Pica
Pica is een patroon van het eten van non-food materialen, zoals vuil of papier.
Pica wordt meer gezien bij jonge kinderen dan bij volwassenen. Tot een derde van de kinderen van 1 tot 6 jaar heeft dit eetgedrag. Het is onduidelijk hoeveel kinderen met pica opzettelijk vuil consumeren (geofagie).

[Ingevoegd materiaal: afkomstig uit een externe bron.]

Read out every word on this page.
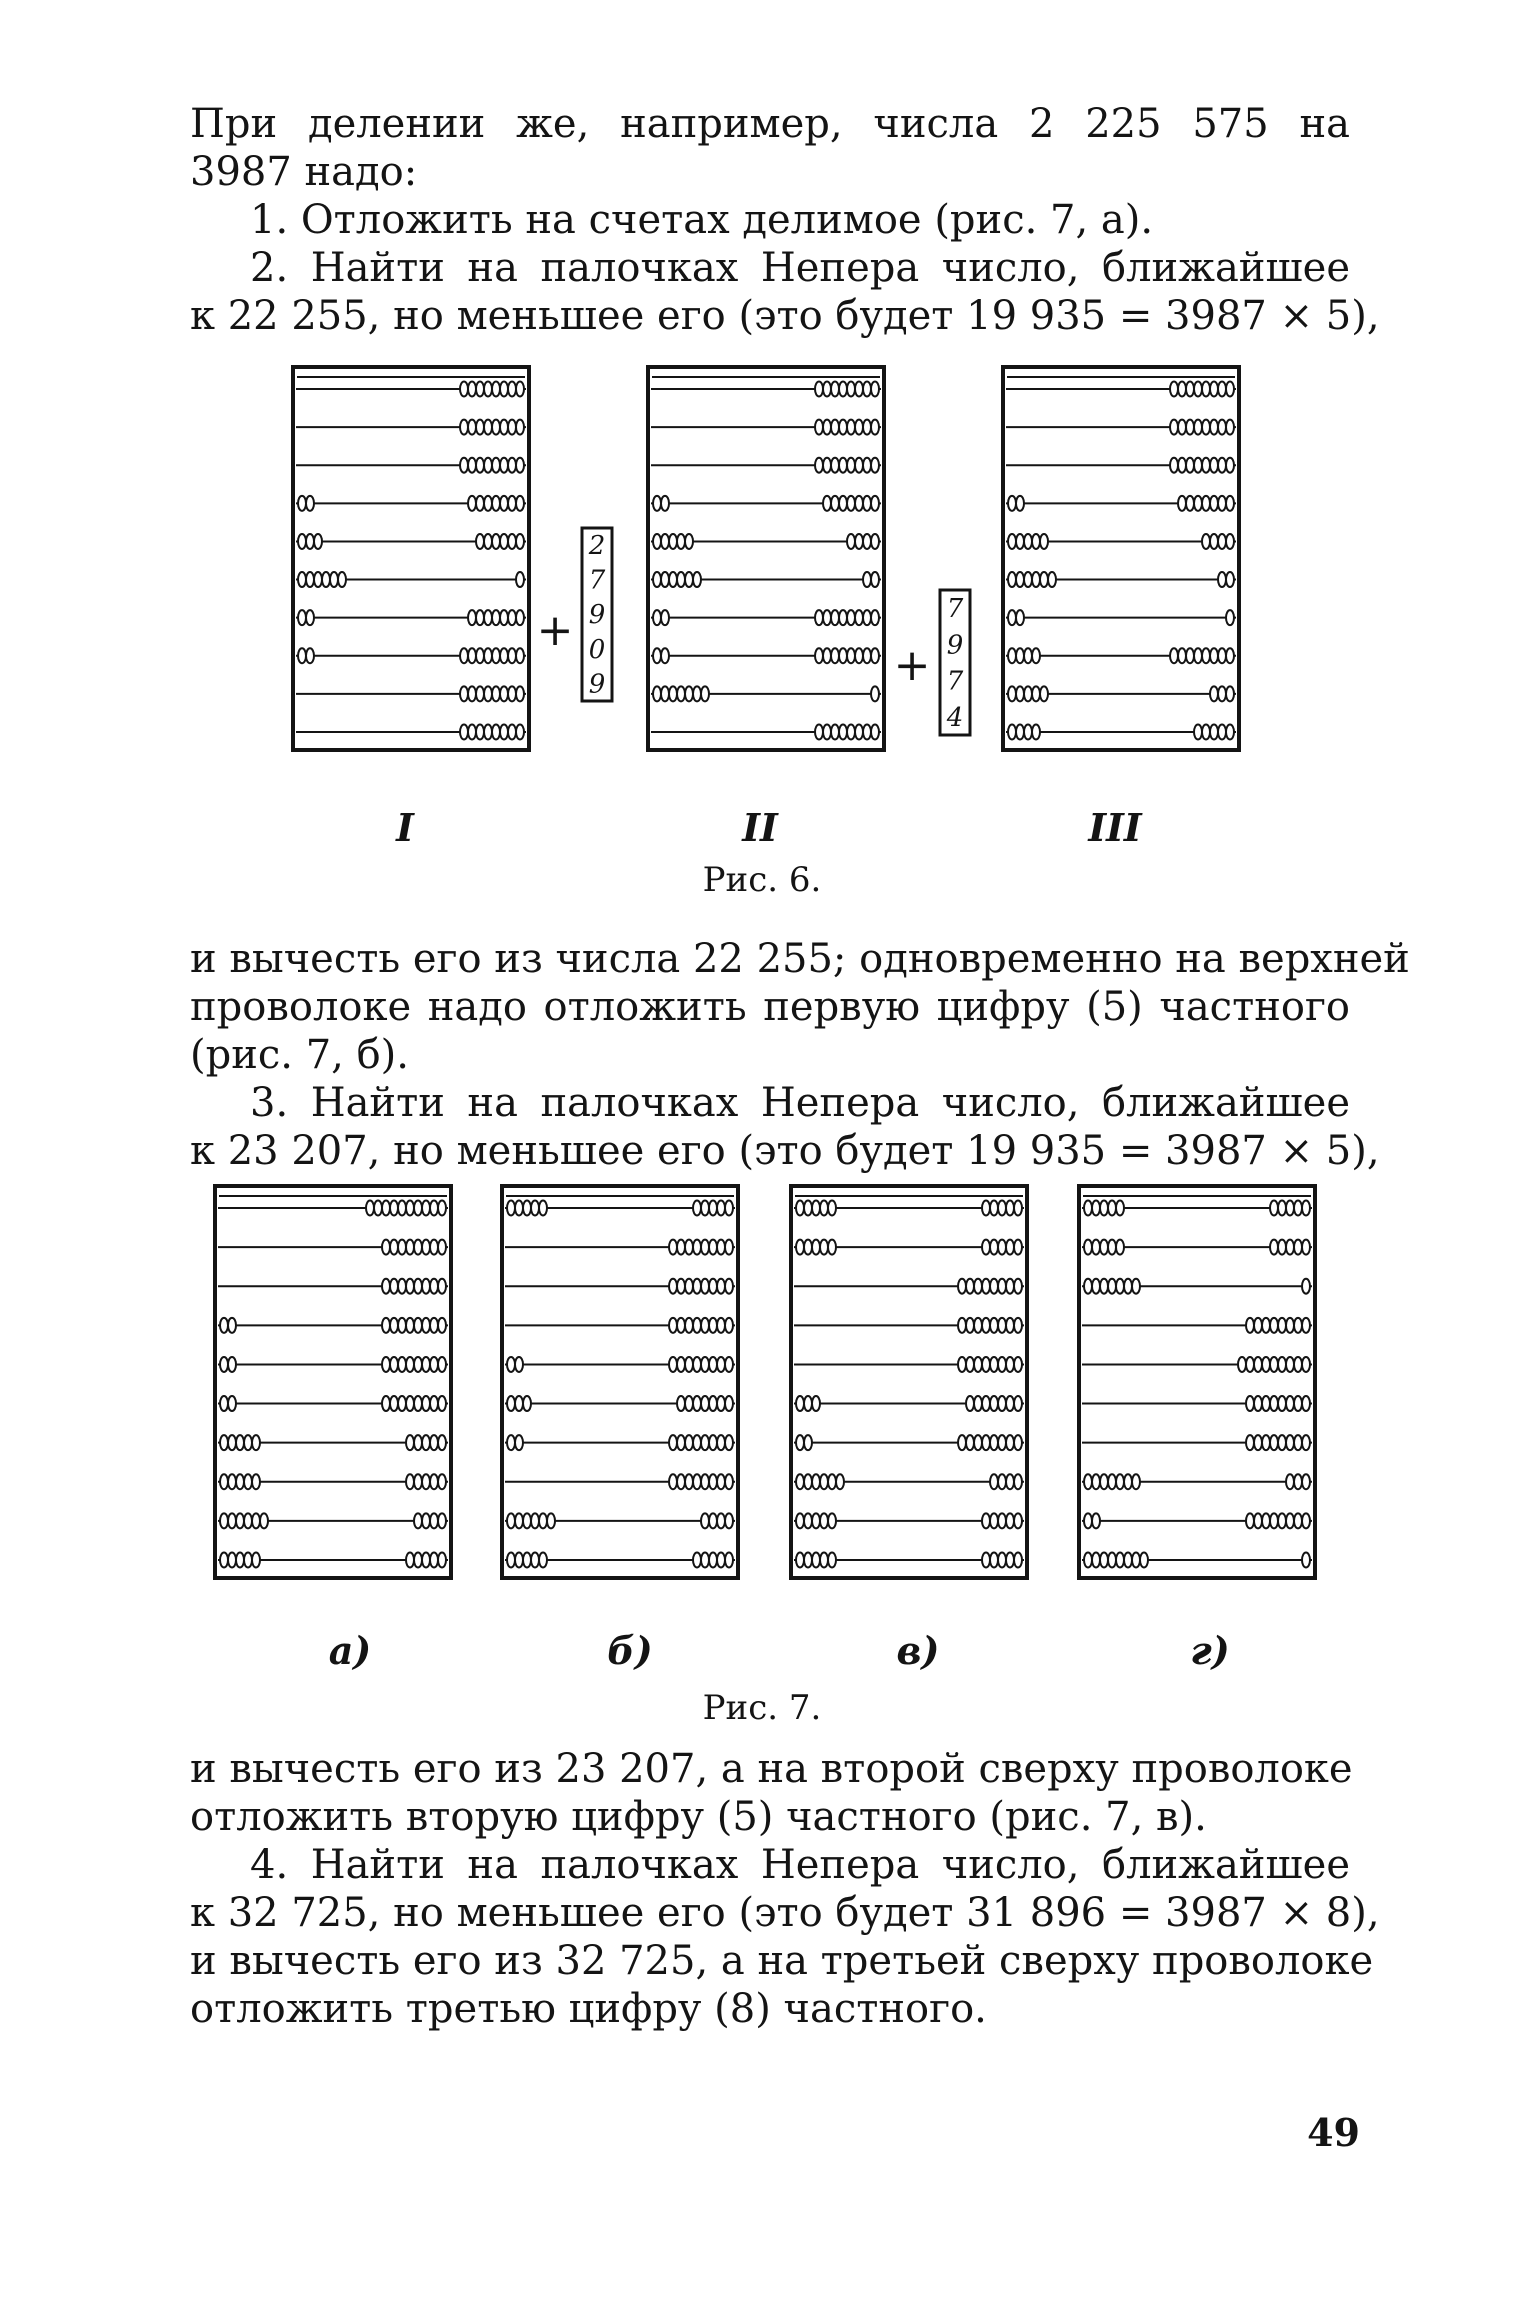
При делении же, например, числа 2 225 575 на
3987 надо:
1. Отложить на счетах делимое (рис. 7, а).
2. Найти на палочках Непера число, ближайшее
к 22 255, но меньшее его (это будет 19 935 = 3987 × 5),
2
7
9
0
9
7
9
7
4
+
+
I	II	III
Рис. 6.
и вычесть его из числа 22 255; одновременно на верхней
проволоке надо отложить первую цифру (5) частного
(рис. 7, б).
3. Найти на палочках Непера число, ближайшее
к 23 207, но меньшее его (это будет 19 935 = 3987 × 5),
а)	б)	в)	г)
Рис. 7.
и вычесть его из 23 207, а на второй сверху проволоке
отложить вторую цифру (5) частного (рис. 7, в).
4. Найти на палочках Непера число, ближайшее
к 32 725, но меньшее его (это будет 31 896 = 3987 × 8),
и вычесть его из 32 725, а на третьей сверху проволоке
отложить третью цифру (8) частного.
49
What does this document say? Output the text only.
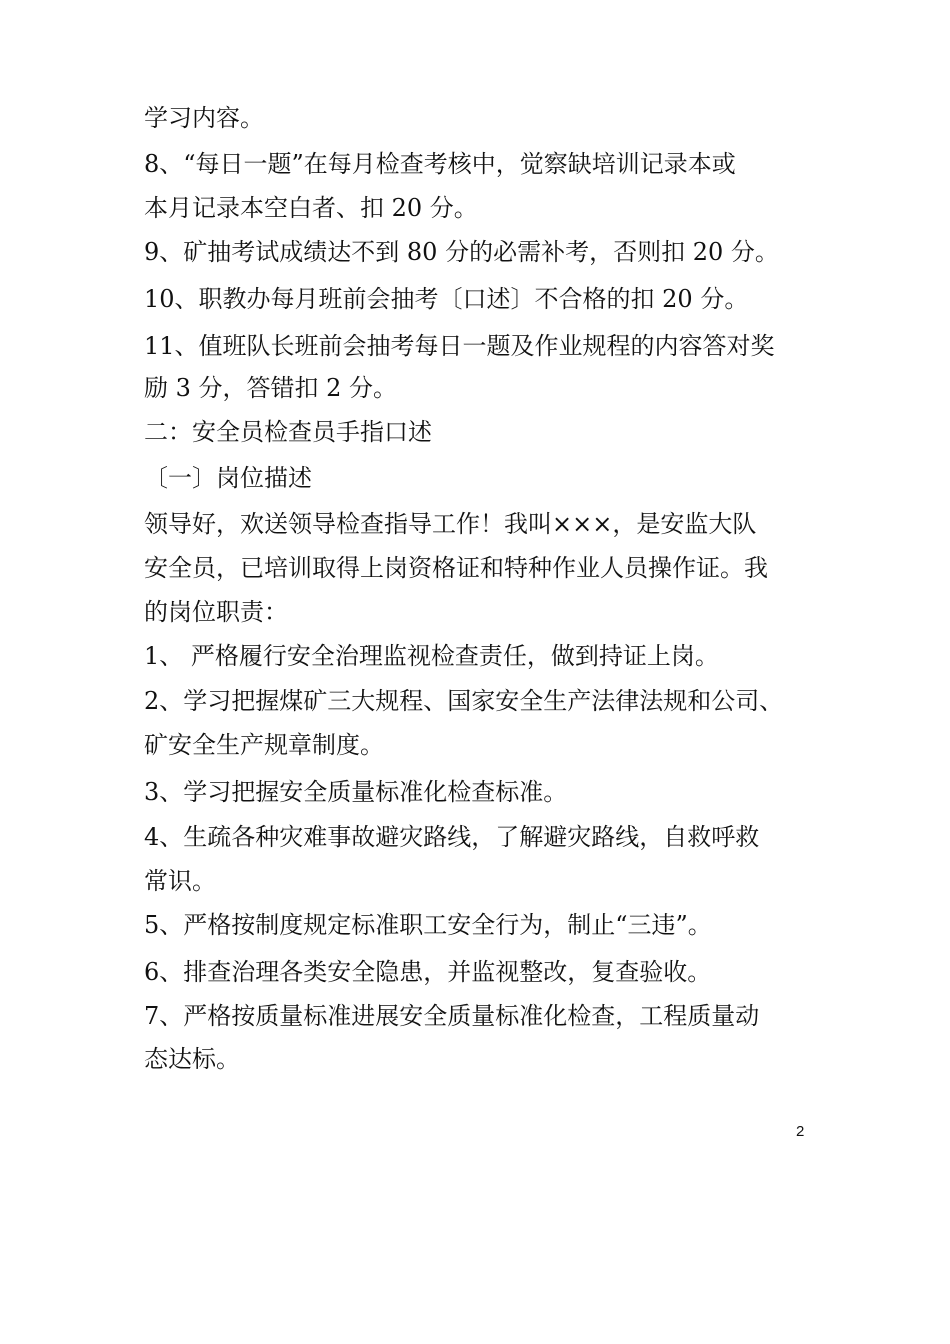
学习内容。
8、“每日一题”在每月检查考核中，觉察缺培训记录本或
本月记录本空白者、扣 20 分。
9、矿抽考试成绩达不到 80 分的必需补考，否则扣 20 分。
10、职教办每月班前会抽考〔口述〕不合格的扣 20 分。
11、值班队长班前会抽考每日一题及作业规程的内容答对奖
励 3 分，答错扣 2 分。
二：安全员检查员手指口述
〔一〕岗位描述
领导好，欢送领导检查指导工作！我叫×××，是安监大队
安全员，已培训取得上岗资格证和特种作业人员操作证。我
的岗位职责：
1、 严格履行安全治理监视检查责任，做到持证上岗。
2、学习把握煤矿三大规程、国家安全生产法律法规和公司、
矿安全生产规章制度。
3、学习把握安全质量标准化检查标准。
4、生疏各种灾难事故避灾路线，了解避灾路线，自救呼救
常识。
5、严格按制度规定标准职工安全行为，制止“三违”。
6、排查治理各类安全隐患，并监视整改，复查验收。
7、严格按质量标准进展安全质量标准化检查，工程质量动
态达标。
2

Pica kan ook optreden tijdens de zwangerschap. In sommige gevallen kan een gebrek aan bepaalde voedingsstoffen, zoals ijzer en zink, de ongewone trek veroorzaken. Pica kan ook voorkomen bij volwassenen die hunkeren naar een bepaalde textuur in hun mond.
Kinderen en volwassenen met pica mogen eten:
- Uitwerpselen van dieren
- Klei
- Aarde
- Haarballen
- Ijs
- Verf
- Zand
Dit eetpatroon moet minimaal 1 maand aanhouden om te passen bij de diagnose pica.
Afhankelijk van wat er wordt gegeten en hoeveel, kunnen symptomen van andere problemen aanwezig zijn, zoals:
- Buikpijn, misselijkheid en een opgeblazen gevoel veroorzaakt door verstopping in de maag of darm
- Vermoeidheid, gedragsproblemen, schoolproblemen en andere bevindingen van loodvergiftiging of slechte voeding
Er is geen enkele test voor pica. Omdat pica kan voorkomen bij mensen met slechte voeding, kan de zorgverlener de bloedspiegels van ijzer en zink testen.
Bloedonderzoek kan ook worden gedaan om te testen op bloedarmoede. Loodniveaus moeten altijd worden gecontroleerd bij kinderen die mogelijk verf of voorwerpen hebben gegeten die bedekt zijn met loodverfstof om te screenen op loodvergiftiging.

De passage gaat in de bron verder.